# Impact of Pretraining Word Co-occurrence on Compositional Generalization in Multimodal Models
This repository is the official implementation of [Impact of Pretraining Word Co-occurrence on Compositional Generalization in Multimodal Models](to_be_released).

## Requirements

To install requirements:

```setup
pip install -r requirements.txt
```

You will also need to download:
- LAION-400M captions
- ImageNet validation set (to create the ImageNet-Pairs dataset)
- TextVQA
- VQAv2

## Concept Pair Extraction and PMI Calculation

To extract concept pairs and frequencies from LAION-400M captions, run:

```bash
./scripts/preprocess_laion_captions.sh <path_to_laion_400m_captions>
```

To calculate PMI from a csv of concept pairs with frequencies, run:

```bash
python src/clip_pretraining/utils.py --pairs_csv <path_to_csv>
```

### VQA Pair Frequencies

- compute all pairs for all questions (e.g. TextVQA): 
```bash
python vlm_eval/vqa_pair_freqs.py \
    --questions data/textvqa/llava_textvqa_val_v051_ocr.jsonl \
    --annotations data/textvqa/TextVQA_0.5.1_val.json \
    --compute_pairs
```
- get freqs for all pairs from LAION-400M: 
```bash
./scripts/vqa_pair_freqs.sh <path_to_pairs_csv (output of previous step)>
```

- aggregate output of previous step into single file: 
```bash
python vlm_eval/vqa_pair_freqs.py \
    --questions data/textvqa/llava_textvqa_val_v051_ocr.jsonl \
    --process_freqs
```

## Datasets

### GenPairs Dataset

To create the GenPairs dataset, run:

```bash
./scripts/create_genpairs.sh <path_to_pairs_data> <output_path>
```

### ImageNet-Pairs Dataset

To create the ImageNet-Pairs dataset, run:

```bash
./scripts/create_imagenetpairs.sh
```
with the correct paths in `src/clip_pretraining/imagenet_pairs/autogenerate_accessory_images.py` and `src/clip_pretraining/imagenet_pairs/generate_imagenetpairs_eval.py`.

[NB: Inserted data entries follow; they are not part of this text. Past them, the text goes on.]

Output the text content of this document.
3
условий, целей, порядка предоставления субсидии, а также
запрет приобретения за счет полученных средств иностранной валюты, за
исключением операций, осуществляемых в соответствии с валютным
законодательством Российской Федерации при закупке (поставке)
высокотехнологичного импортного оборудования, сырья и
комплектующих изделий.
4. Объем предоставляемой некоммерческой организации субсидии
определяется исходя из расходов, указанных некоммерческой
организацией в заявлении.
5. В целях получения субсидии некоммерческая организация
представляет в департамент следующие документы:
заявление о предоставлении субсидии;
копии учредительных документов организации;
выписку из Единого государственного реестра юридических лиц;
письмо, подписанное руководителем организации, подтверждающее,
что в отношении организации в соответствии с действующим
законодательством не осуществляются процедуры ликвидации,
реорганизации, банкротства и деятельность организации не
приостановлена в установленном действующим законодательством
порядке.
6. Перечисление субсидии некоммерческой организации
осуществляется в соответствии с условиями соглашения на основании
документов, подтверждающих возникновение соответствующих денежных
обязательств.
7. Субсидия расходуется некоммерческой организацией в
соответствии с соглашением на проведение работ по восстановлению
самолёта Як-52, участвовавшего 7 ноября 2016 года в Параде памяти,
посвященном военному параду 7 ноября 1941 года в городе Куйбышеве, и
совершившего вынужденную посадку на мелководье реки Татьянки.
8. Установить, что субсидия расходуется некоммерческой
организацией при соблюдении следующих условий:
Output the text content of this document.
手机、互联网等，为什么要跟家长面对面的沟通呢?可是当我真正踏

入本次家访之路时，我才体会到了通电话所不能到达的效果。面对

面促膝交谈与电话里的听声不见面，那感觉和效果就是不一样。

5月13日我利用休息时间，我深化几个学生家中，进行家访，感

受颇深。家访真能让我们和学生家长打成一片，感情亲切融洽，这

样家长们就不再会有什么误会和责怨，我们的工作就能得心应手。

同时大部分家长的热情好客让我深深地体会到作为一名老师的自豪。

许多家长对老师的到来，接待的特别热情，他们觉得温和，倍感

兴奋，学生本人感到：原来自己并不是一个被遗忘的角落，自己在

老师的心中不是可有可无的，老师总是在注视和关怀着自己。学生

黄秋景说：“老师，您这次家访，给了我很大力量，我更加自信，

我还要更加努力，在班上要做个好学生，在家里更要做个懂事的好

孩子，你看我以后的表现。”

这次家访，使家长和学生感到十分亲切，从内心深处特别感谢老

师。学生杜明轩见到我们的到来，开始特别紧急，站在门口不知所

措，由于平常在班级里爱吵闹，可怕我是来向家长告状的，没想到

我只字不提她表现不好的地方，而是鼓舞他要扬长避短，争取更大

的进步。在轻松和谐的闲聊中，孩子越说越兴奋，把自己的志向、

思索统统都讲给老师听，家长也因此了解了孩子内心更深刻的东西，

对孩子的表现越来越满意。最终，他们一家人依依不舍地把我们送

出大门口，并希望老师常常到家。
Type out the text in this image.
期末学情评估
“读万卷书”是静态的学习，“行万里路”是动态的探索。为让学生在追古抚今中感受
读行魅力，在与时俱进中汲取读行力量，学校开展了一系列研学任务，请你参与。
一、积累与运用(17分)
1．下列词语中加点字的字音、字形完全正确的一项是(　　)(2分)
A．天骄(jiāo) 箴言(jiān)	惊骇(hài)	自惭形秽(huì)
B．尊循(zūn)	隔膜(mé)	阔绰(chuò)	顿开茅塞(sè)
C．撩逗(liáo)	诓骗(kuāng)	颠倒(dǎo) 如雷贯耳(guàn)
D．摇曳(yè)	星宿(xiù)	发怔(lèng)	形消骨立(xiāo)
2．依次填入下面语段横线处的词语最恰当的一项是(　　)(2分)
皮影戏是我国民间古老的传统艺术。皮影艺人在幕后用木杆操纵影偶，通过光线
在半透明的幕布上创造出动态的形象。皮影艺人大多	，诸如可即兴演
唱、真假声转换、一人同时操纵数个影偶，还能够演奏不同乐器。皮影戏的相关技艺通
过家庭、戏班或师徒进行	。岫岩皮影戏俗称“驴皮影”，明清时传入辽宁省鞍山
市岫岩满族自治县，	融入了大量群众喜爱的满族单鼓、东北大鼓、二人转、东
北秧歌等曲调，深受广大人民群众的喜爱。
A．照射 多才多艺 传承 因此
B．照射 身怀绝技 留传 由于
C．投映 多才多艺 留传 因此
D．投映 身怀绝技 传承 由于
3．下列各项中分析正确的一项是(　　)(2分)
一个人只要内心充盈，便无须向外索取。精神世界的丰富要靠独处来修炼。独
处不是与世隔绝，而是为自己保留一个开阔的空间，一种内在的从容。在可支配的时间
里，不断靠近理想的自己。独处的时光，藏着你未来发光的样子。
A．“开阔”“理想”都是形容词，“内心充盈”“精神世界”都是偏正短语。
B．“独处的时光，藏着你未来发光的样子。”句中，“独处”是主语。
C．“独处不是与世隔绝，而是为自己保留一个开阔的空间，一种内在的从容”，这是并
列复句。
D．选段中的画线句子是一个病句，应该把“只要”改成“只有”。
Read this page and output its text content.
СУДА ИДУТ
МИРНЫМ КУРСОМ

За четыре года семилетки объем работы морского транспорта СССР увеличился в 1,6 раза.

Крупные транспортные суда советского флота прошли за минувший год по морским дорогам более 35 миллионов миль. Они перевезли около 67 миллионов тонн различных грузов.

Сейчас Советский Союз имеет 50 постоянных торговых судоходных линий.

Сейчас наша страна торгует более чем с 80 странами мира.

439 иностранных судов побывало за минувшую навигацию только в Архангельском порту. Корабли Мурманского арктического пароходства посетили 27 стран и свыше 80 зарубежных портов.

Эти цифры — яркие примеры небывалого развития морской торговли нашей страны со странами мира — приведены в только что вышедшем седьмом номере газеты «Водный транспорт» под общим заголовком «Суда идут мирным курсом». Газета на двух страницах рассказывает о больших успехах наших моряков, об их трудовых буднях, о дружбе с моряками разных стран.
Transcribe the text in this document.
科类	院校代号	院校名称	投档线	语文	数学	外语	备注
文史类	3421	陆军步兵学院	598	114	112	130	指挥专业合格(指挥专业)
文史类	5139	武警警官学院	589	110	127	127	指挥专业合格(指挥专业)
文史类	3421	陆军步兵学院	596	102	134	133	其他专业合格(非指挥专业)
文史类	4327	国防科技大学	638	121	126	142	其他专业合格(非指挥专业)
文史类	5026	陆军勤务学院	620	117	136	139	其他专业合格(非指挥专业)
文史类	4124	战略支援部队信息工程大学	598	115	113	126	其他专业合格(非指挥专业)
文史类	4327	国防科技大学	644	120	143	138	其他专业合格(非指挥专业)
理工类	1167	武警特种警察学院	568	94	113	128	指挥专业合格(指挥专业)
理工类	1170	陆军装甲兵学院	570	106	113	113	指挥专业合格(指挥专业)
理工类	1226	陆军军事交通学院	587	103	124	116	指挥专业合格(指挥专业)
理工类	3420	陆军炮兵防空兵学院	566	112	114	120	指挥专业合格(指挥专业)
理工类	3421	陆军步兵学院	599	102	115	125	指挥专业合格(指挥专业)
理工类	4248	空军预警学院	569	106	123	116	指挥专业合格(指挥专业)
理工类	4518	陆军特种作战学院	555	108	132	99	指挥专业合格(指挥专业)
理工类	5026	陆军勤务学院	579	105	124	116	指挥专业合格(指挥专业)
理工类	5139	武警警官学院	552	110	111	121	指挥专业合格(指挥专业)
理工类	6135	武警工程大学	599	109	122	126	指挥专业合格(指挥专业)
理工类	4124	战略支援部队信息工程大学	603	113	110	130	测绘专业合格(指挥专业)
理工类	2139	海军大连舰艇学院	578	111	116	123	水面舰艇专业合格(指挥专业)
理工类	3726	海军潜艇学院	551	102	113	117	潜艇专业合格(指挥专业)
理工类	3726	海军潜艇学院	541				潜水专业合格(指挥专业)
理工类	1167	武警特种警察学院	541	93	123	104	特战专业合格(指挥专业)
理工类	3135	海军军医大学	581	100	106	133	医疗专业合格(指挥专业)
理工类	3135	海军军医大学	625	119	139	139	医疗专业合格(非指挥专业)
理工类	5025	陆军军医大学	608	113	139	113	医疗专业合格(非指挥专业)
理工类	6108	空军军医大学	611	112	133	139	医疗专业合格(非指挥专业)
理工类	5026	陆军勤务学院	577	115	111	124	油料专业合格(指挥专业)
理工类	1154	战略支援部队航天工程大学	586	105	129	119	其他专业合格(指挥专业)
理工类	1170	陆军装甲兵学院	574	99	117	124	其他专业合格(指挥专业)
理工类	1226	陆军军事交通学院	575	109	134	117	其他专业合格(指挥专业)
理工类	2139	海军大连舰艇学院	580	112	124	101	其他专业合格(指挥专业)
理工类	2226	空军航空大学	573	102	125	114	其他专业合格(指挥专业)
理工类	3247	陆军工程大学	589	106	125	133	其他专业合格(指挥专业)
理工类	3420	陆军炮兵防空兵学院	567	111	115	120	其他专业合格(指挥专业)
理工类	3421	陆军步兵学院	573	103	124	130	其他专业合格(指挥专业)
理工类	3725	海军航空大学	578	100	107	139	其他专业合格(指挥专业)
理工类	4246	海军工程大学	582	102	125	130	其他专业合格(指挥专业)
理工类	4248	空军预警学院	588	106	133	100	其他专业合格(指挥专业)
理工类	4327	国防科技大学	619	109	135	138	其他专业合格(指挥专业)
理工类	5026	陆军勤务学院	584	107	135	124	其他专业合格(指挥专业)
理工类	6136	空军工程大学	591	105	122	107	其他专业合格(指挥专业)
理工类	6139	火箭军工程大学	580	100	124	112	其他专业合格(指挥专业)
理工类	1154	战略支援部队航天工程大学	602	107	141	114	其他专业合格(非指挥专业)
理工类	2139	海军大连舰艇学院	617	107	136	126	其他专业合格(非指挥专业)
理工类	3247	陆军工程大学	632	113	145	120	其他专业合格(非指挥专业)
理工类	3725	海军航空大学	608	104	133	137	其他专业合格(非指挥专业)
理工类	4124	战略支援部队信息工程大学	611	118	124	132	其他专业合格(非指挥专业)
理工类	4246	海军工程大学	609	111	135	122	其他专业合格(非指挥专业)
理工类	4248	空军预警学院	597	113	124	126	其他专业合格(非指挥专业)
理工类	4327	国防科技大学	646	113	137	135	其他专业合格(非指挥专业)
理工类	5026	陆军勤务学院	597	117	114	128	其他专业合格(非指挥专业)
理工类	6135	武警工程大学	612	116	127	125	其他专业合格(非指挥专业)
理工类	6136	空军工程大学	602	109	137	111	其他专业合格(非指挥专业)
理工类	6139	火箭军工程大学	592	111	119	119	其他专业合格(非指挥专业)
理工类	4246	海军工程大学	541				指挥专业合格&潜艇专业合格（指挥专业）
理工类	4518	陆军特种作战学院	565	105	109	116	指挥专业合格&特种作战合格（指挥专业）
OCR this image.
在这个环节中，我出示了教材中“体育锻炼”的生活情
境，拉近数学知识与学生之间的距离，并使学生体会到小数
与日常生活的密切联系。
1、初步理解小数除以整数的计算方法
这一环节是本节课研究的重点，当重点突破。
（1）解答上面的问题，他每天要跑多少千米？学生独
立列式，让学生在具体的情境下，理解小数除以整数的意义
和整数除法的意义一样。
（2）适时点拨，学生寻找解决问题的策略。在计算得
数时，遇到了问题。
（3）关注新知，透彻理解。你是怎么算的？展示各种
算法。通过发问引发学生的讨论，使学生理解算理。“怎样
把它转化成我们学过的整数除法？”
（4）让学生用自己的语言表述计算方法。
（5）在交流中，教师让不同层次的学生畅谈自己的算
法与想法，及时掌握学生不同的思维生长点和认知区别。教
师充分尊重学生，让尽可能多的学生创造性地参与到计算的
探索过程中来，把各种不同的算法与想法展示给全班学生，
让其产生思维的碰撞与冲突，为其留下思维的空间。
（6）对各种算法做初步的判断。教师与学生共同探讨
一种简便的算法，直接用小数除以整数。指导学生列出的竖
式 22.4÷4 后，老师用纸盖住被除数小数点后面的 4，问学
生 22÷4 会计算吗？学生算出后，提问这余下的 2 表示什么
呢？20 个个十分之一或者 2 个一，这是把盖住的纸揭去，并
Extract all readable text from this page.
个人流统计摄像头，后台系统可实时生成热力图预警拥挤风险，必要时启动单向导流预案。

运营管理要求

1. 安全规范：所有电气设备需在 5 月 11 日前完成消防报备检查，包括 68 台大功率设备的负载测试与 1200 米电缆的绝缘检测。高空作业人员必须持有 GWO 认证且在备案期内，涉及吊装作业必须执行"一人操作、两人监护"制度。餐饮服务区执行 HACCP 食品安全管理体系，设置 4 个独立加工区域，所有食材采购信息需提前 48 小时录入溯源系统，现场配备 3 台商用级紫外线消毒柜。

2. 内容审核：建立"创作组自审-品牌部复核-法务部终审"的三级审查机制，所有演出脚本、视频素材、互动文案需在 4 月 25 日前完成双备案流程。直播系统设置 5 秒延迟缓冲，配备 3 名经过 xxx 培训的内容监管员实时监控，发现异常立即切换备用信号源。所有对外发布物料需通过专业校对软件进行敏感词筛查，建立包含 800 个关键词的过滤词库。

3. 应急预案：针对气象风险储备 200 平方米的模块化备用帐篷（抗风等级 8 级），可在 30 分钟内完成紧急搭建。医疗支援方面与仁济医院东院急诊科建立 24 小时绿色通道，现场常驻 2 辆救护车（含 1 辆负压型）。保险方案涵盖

## Model Training and Evals

### Zero-shot Classification

To run zero-shot classification, run:

```bash
./scripts/zero_shot.sh <path_to_data> <OpenCLIP_model_name>
```

### Fine-tuning and Evals
The fine-tuning and eval code is adapted from [WiSE-FT](https://github.com/mlfoundations/wise-ft/tree/master).

To fine-tune a CLIP model on either ImageNet or edited ImageNet images, run:

```bash
./scripts/finetune.sh <OpenCLIP_model_name> <save_dir>
```

(the last two args in the script must be uncommented to apply editing transform)

To evaluate a finetuned model, run:

```bash
./scripts/eval_finetuned_model.sh <model_path> <data_dir>
```

### LLaVA-1.5 VQA Evals

Code and instructions for the fine-tuning the custom LLaVA-1.5 based on LAION-400M-pretrained CLIP and VQA evals are provided in a separate repository.